Feature Extraction and Automated Classification of Heartbeats by Machine Learning
This work addresses the challenge of automated heartbeat classification for cardiologists by offering a more interpretable and efficient method, though it appears incremental as it builds on existing feature selection and ensemble techniques.
The paper tackled the problem of detecting heart arrhythmias by using a small subset of clinically interpretable features from ECG signals, achieving high accuracy without needing patient-specific data and operating at a reduced sampling rate of ~115 Hz.
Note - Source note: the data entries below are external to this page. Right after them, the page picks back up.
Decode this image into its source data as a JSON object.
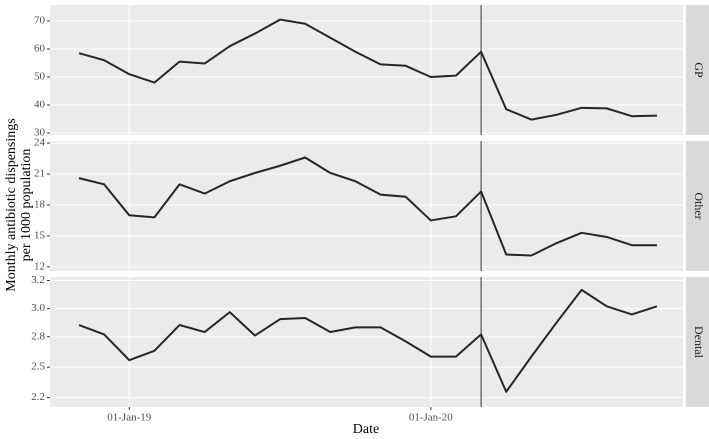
{
  "x_label": "Date",
  "y_label": [
    "Monthly antibiotic dispensings",
    "per 1000 population"
  ],
  "chart_data": [
    {
      "type": "line",
      "title": "GP",
      "color": "#262626",
      "vline": "01-Mar-20",
      "x": [
        "01-Nov-18",
        "01-Dec-18",
        "01-Jan-19",
        "01-Feb-19",
        "01-Mar-19",
        "01-Apr-19",
        "01-May-19",
        "01-Jun-19",
        "01-Jul-19",
        "01-Aug-19",
        "01-Sep-19",
        "01-Oct-19",
        "01-Nov-19",
        "01-Dec-19",
        "01-Jan-20",
        "01-Feb-20",
        "01-Mar-20",
        "01-Apr-20",
        "01-May-20",
        "01-Jun-20",
        "01-Jul-20",
        "01-Aug-20",
        "01-Sep-20",
        "01-Oct-20"
      ],
      "xticks": [
        "01-Jan-19",
        "01-Jan-20"
      ],
      "values": [
        58.5,
        56,
        51,
        48,
        55.5,
        54.8,
        61,
        65.5,
        70.5,
        69,
        64,
        59,
        54.5,
        54,
        50,
        50.5,
        59,
        38.5,
        34.8,
        36.5,
        39,
        38.8,
        36,
        36.2
      ],
      "ylim": [
        29.3,
        75.7
      ],
      "yticks": [
        30,
        40,
        50,
        60,
        70
      ]
    },
    {
      "type": "line",
      "title": "Other",
      "color": "#262626",
      "vline": "01-Mar-20",
      "x": [
        "01-Nov-18",
        "01-Dec-18",
        "01-Jan-19",
        "01-Feb-19",
        "01-Mar-19",
        "01-Apr-19",
        "01-May-19",
        "01-Jun-19",
        "01-Jul-19",
        "01-Aug-19",
        "01-Sep-19",
        "01-Oct-19",
        "01-Nov-19",
        "01-Dec-19",
        "01-Jan-20",
        "01-Feb-20",
        "01-Mar-20",
        "01-Apr-20",
        "01-May-20",
        "01-Jun-20",
        "01-Jul-20",
        "01-Aug-20",
        "01-Sep-20",
        "01-Oct-20"
      ],
      "xticks": [
        "01-Jan-19",
        "01-Jan-20"
      ],
      "values": [
        20.6,
        20.0,
        17.0,
        16.8,
        20.0,
        19.1,
        20.3,
        21.1,
        21.8,
        22.6,
        21.1,
        20.3,
        19.0,
        18.8,
        16.5,
        16.9,
        19.3,
        13.2,
        13.1,
        14.3,
        15.3,
        14.9,
        14.1,
        14.1
      ],
      "ylim": [
        11.6,
        24.2
      ],
      "yticks": [
        12,
        15,
        18,
        21,
        24
      ]
    },
    {
      "type": "line",
      "title": "Dental",
      "color": "#262626",
      "vline": "01-Mar-20",
      "x": [
        "01-Nov-18",
        "01-Dec-18",
        "01-Jan-19",
        "01-Feb-19",
        "01-Mar-19",
        "01-Apr-19",
        "01-May-19",
        "01-Jun-19",
        "01-Jul-19",
        "01-Aug-19",
        "01-Sep-19",
        "01-Oct-19",
        "01-Nov-19",
        "01-Dec-19",
        "01-Jan-20",
        "01-Feb-20",
        "01-Mar-20",
        "01-Apr-20",
        "01-May-20",
        "01-Jun-20",
        "01-Jul-20",
        "01-Aug-20",
        "01-Sep-20",
        "01-Oct-20"
      ],
      "xticks": [
        "01-Jan-19",
        "01-Jan-20"
      ],
      "values": [
        2.86,
        2.78,
        2.56,
        2.64,
        2.86,
        2.8,
        2.97,
        2.77,
        2.91,
        2.92,
        2.8,
        2.84,
        2.84,
        2.72,
        2.59,
        2.59,
        2.78,
        2.29,
        2.59,
        2.88,
        3.16,
        3.02,
        2.95,
        3.02
      ],
      "ylim": [
        2.16,
        3.27
      ],
      "yticks": [
        {
          "value": 3.24,
          "label": "3.2"
        },
        {
          "value": 3.0,
          "label": "3.0"
        },
        {
          "value": 2.76,
          "label": "2.8"
        },
        {
          "value": 2.5,
          "label": "2.5"
        },
        {
          "value": 2.24,
          "label": "2.2"
        }
      ]
    }
  ]
}
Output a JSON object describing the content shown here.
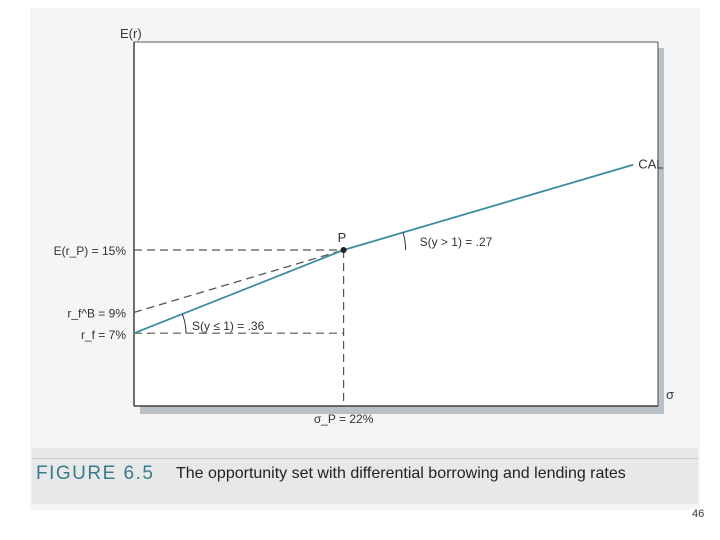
{
  "figure": {
    "number": "FIGURE 6.5",
    "caption": "The opportunity set with differential borrowing and lending rates",
    "page_number": "46"
  },
  "chart_data": {
    "type": "line",
    "title": "",
    "xlabel": "σ",
    "ylabel": "E(r)",
    "xlim": [
      0,
      55
    ],
    "ylim": [
      0,
      35
    ],
    "grid": false,
    "series": [
      {
        "name": "CAL",
        "x": [
          0,
          22
        ],
        "y": [
          7,
          15
        ]
      },
      {
        "name": "",
        "x": [
          22,
          52.4
        ],
        "y": [
          15,
          23.2
        ]
      }
    ],
    "dashed_line": {
      "x": [
        0,
        22
      ],
      "y": [
        9,
        15
      ]
    },
    "point": {
      "label": "P",
      "x": 22,
      "y": 15
    },
    "axis_labels": {
      "y_EP": "E(r_P) = 15%",
      "y_rfB": "r_f^B = 9%",
      "y_rf": "r_f = 7%",
      "x_sigmaP": "σ_P = 22%"
    },
    "annotations": {
      "cal_label": "CAL",
      "slope_low": "S(y ≤ 1) = .36",
      "slope_high": "S(y > 1) = .27"
    },
    "colors": {
      "line": "#3d8ba0",
      "dashed": "#555555",
      "point": "#222222",
      "axes": "#222222",
      "shadow": "#b9c1c7",
      "figure_number": "#3a7a8c"
    }
  }
}
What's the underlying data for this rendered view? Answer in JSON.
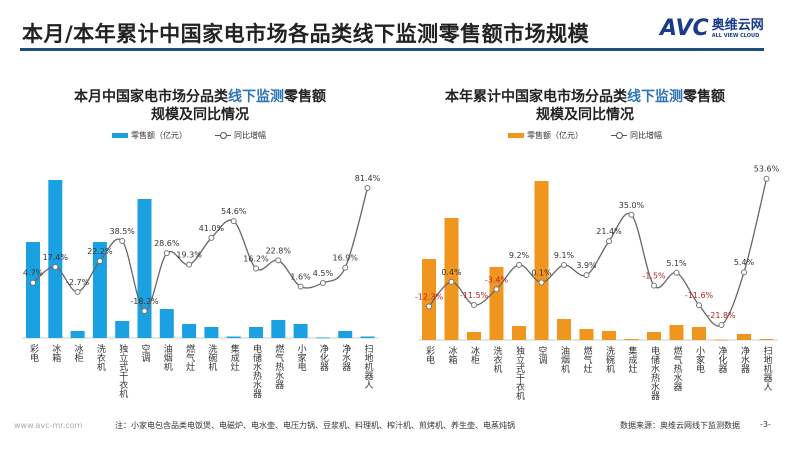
{
  "header": {
    "title": "本月/本年累计中国家电市场各品类线下监测零售额市场规模",
    "logo_mark": "AVC",
    "logo_cn": "奥维云网",
    "logo_en": "ALL VIEW CLOUD"
  },
  "chart_data": [
    {
      "type": "bar+line",
      "title_parts": [
        "本月中国家电市场分品类",
        "线下监测",
        "零售额"
      ],
      "title_line2": "规模及同比情况",
      "legend": [
        "零售额（亿元）",
        "同比增幅"
      ],
      "bar_color": "#1ba1e2",
      "categories": [
        "彩电",
        "冰箱",
        "冰柜",
        "洗衣机",
        "独立式干衣机",
        "空调",
        "油烟机",
        "燃气灶",
        "洗碗机",
        "集成灶",
        "电储水热水器",
        "燃气热水器",
        "小家电",
        "净化器",
        "净水器",
        "扫地机器人"
      ],
      "series": [
        {
          "name": "零售额（亿元）",
          "kind": "bar",
          "values": [
            96,
            158,
            7,
            96,
            17,
            139,
            29,
            14,
            11,
            1.5,
            11,
            18,
            14,
            0.5,
            7,
            1.5
          ]
        },
        {
          "name": "同比增幅",
          "kind": "line",
          "values": [
            4.7,
            17.4,
            -2.7,
            22.2,
            38.5,
            -18.2,
            28.6,
            19.3,
            41.0,
            54.6,
            16.2,
            22.8,
            1.6,
            4.5,
            16.9,
            81.4
          ],
          "labels": [
            "4.7%",
            "17.4%",
            "-2.7%",
            "22.2%",
            "38.5%",
            "-18.2%",
            "28.6%",
            "19.3%",
            "41.0%",
            "54.6%",
            "16.2%",
            "22.8%",
            "1.6%",
            "4.5%",
            "16.9%",
            "81.4%"
          ]
        }
      ]
    },
    {
      "type": "bar+line",
      "title_parts": [
        "本年累计中国家电市场分品类",
        "线下监测",
        "零售额"
      ],
      "title_line2": "规模及同比情况",
      "legend": [
        "零售额（亿元）",
        "同比增幅"
      ],
      "bar_color": "#f0961e",
      "categories": [
        "彩电",
        "冰箱",
        "冰柜",
        "洗衣机",
        "独立式干衣机",
        "空调",
        "油烟机",
        "燃气灶",
        "洗碗机",
        "集成灶",
        "电储水热水器",
        "燃气热水器",
        "小家电",
        "净化器",
        "净水器",
        "扫地机器人"
      ],
      "series": [
        {
          "name": "零售额（亿元）",
          "kind": "bar",
          "values": [
            81,
            122,
            8,
            73,
            14,
            159,
            21,
            11,
            9,
            1,
            8,
            15,
            13,
            0.3,
            6,
            1
          ]
        },
        {
          "name": "同比增幅",
          "kind": "line",
          "values": [
            -12.3,
            0.4,
            -11.5,
            -3.4,
            9.2,
            0.1,
            9.1,
            3.9,
            21.4,
            35.0,
            -1.5,
            5.1,
            -11.6,
            -21.8,
            5.4,
            53.6
          ],
          "labels": [
            "-12.3%",
            "0.4%",
            "-11.5%",
            "-3.4%",
            "9.2%",
            "0.1%",
            "9.1%",
            "3.9%",
            "21.4%",
            "35.0%",
            "-1.5%",
            "5.1%",
            "-11.6%",
            "-21.8%",
            "5.4%",
            "53.6%"
          ]
        }
      ]
    }
  ],
  "footer": {
    "site": "www.avc-mr.com",
    "note": "注：小家电包含品类电饭煲、电磁炉、电水壶、电压力锅、豆浆机、料理机、榨汁机、煎烤机、养生壶、电蒸炖锅",
    "source": "数据来源：奥维云网线下监测数据",
    "page": "-3-"
  }
}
We present algorithms for the detection of a class of heart arrhythmias with the goal of eventual adoption by practicing cardiologists. In clinical practice, detection is based on a small number of meaningful features extracted from the heartbeat cycle. However, techniques proposed in the literature use high dimensional vectors consisting of morphological, and time based features for detection. Using electrocardiogram (ECG) signals, we found smaller subsets of features sufficient to detect arrhythmias with high accuracy. The features were found by an iterative step-wise feature selection method. We depart from common literature in the following aspects: 1. As opposed to a high dimensional feature vectors, we use a small set of features with meaningful clinical interpretation, 2. we eliminate the necessity of short-duration patient-specific ECG data to append to the global training data for classification 3. We apply semi-parametric classification procedures (in an ensemble framework) for arrhythmia detection, and 4. our approach is based on a reduced sampling rate of ~ 115 Hz as opposed to 360 Hz in standard literature.